Judging by the general vibe they're projecting through the media, that they'll be next album in a hip-hop direction, they wanted to use the opportunity of the Bugged Out! Mix to get the more house-oriented aspects of their music out of their collective system. I'm not sure how their hip-hop aspirations (which can clearly be seen in the Wiley cover) stock up with an accompanying desire to make more songs like Alley Cat (really bad live version shared below, just for illustration), which they've been premiering in live shows. Hot Chip's forthcoming album is looking more and more like an example of literary Leavisite tension, with discrepancies between what is said and what is meant, and aural ambiguity. I've also thrown in a Doobie Brothers edit from Hot Chip's Bugged Out! mix.

Hot Chip - Take It In

Hot Chip - Alley Cat (live)

Doobie Brothers - What A Fool Believes (Hot Chip Bugged Out! edit)

El Guincho

a beach

Only came across this recently; El Guincho's done a lot of really interesting stuff. He came out for St Jerome's Laneway fest here in Melbourne as of late, if only I'd heard of him before then, or been overage. This is from his album Alegranza.

El Guincho - Kalise


Brian Eno


eno on his ambient throne

The opening four seconds of Eno's first ambient album Music For Airports had barely entered the air before my mum's head swivelled dangerously on its axis towards the kitchen speakers and she identified it. That shocked me, that someone could remember the opening of a 17.25 minute ambient track to such an extent, and seemed to go against my dad's condemnation of Eno's work as elevator musak. He's the one who kept Vangelis' Soil Festivities and various Phillip Glass violin concertos around the house, it's all his fault anyway. Eno was on Radio National yesterday, talking about the his brand of "organic minimalism"; a perfect term.

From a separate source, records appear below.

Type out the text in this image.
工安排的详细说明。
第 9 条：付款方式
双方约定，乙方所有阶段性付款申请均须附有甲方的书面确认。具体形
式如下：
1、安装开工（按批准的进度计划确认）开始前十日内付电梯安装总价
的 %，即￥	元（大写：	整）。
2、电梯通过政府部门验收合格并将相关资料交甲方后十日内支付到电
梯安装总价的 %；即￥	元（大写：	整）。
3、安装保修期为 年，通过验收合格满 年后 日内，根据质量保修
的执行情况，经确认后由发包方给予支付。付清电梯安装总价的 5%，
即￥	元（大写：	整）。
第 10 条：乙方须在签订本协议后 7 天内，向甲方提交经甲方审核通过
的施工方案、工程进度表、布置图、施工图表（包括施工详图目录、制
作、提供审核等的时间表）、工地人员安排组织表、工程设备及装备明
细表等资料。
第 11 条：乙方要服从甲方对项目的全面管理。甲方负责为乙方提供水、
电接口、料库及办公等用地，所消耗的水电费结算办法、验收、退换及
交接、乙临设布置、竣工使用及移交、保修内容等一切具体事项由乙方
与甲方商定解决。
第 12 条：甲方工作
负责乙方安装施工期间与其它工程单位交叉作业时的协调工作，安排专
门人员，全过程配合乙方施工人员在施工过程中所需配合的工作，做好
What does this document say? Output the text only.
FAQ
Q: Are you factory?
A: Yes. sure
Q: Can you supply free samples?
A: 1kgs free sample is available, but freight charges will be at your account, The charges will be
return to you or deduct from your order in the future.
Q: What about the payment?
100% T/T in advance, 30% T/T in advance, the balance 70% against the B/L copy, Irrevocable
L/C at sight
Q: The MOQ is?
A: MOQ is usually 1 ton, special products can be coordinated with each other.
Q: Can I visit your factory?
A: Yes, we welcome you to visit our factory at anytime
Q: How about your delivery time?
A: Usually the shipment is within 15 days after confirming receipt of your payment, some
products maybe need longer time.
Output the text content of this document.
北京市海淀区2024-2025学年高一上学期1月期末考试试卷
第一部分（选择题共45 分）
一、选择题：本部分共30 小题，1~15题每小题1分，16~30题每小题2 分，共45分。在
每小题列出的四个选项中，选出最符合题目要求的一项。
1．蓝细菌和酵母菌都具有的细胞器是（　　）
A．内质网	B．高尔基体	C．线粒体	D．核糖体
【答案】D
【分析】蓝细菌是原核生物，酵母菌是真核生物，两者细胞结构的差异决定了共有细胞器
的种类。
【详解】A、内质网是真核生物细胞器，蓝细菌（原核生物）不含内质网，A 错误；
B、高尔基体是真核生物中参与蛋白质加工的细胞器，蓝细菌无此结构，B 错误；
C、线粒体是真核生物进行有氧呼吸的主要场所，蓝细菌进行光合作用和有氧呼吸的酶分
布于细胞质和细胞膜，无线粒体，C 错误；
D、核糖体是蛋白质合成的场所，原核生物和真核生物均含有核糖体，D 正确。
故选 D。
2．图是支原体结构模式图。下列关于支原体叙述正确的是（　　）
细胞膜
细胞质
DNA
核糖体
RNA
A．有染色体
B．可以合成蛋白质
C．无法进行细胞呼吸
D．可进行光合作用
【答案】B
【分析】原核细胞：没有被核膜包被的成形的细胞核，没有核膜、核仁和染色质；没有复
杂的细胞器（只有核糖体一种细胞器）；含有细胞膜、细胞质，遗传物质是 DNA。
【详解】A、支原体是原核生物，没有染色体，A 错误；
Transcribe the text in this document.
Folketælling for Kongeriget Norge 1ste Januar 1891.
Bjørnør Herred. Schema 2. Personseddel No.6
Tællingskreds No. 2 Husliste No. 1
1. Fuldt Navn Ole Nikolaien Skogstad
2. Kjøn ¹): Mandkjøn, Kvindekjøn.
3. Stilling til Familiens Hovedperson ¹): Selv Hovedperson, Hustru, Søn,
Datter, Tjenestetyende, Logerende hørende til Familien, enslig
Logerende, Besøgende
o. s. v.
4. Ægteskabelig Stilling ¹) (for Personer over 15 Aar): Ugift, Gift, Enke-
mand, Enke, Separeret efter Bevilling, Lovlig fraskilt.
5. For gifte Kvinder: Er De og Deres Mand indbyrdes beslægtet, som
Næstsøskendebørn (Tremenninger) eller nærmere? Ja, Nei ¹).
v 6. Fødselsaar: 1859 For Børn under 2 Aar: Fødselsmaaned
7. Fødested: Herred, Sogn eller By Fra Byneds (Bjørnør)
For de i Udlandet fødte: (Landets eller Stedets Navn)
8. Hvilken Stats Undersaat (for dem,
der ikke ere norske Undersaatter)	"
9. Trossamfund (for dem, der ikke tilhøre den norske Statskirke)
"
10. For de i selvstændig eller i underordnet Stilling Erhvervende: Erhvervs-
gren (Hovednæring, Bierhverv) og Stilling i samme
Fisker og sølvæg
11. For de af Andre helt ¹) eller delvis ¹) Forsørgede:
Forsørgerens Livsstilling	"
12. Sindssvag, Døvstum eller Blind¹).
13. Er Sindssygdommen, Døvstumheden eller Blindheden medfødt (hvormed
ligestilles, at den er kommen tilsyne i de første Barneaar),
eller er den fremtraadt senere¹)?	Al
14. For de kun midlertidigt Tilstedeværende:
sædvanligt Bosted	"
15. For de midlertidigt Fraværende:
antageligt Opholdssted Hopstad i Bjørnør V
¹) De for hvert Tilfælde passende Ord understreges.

I just went out to the piano and played the opening chords of Radiohead's Videotape and then listened to Eno's Not Yet Remembered...and I know that there is a lot of debate in the music community not only about sampling but about the borrowing of chords and their progressions, and that there are even music lawyers who have attempted to define how much is too much when it comes to "inspiration". In particular there was that famous Joe Satriani vs. Coldplay case (which Yusuf Islam offered to mediate, in true Cat Stevens style) last year. But in this case the resemblance is there for the world to see. Bearing that in mind, Not Yet Remembered is shared below, from Eno's second ambient album The Plateaux of Mirror, done with Harold Budd.

Brian Eno - Not Yet Remembered


Hockey / Peter Bjorn & John

For anyone that's interested, one of the first bands I put on here, Hockey, did a live show in Austin recently that was recorded in really high quality and if you like them you should check it out here; its done in a track-by-track fashion rather than in annoying, Deerhunter-blog, Micromix style (they're all awesome songs on their own, gangly man, why not split them up?). Peter Bjorn & John have a new album out and what I've heard is pretty good, singles like It Don't Move Me especially.


On that series of notes and their arrangments I'm going to go sleep. I just noticed a silvery sheen in the bags underneath my sickly eyes, and that can't be good.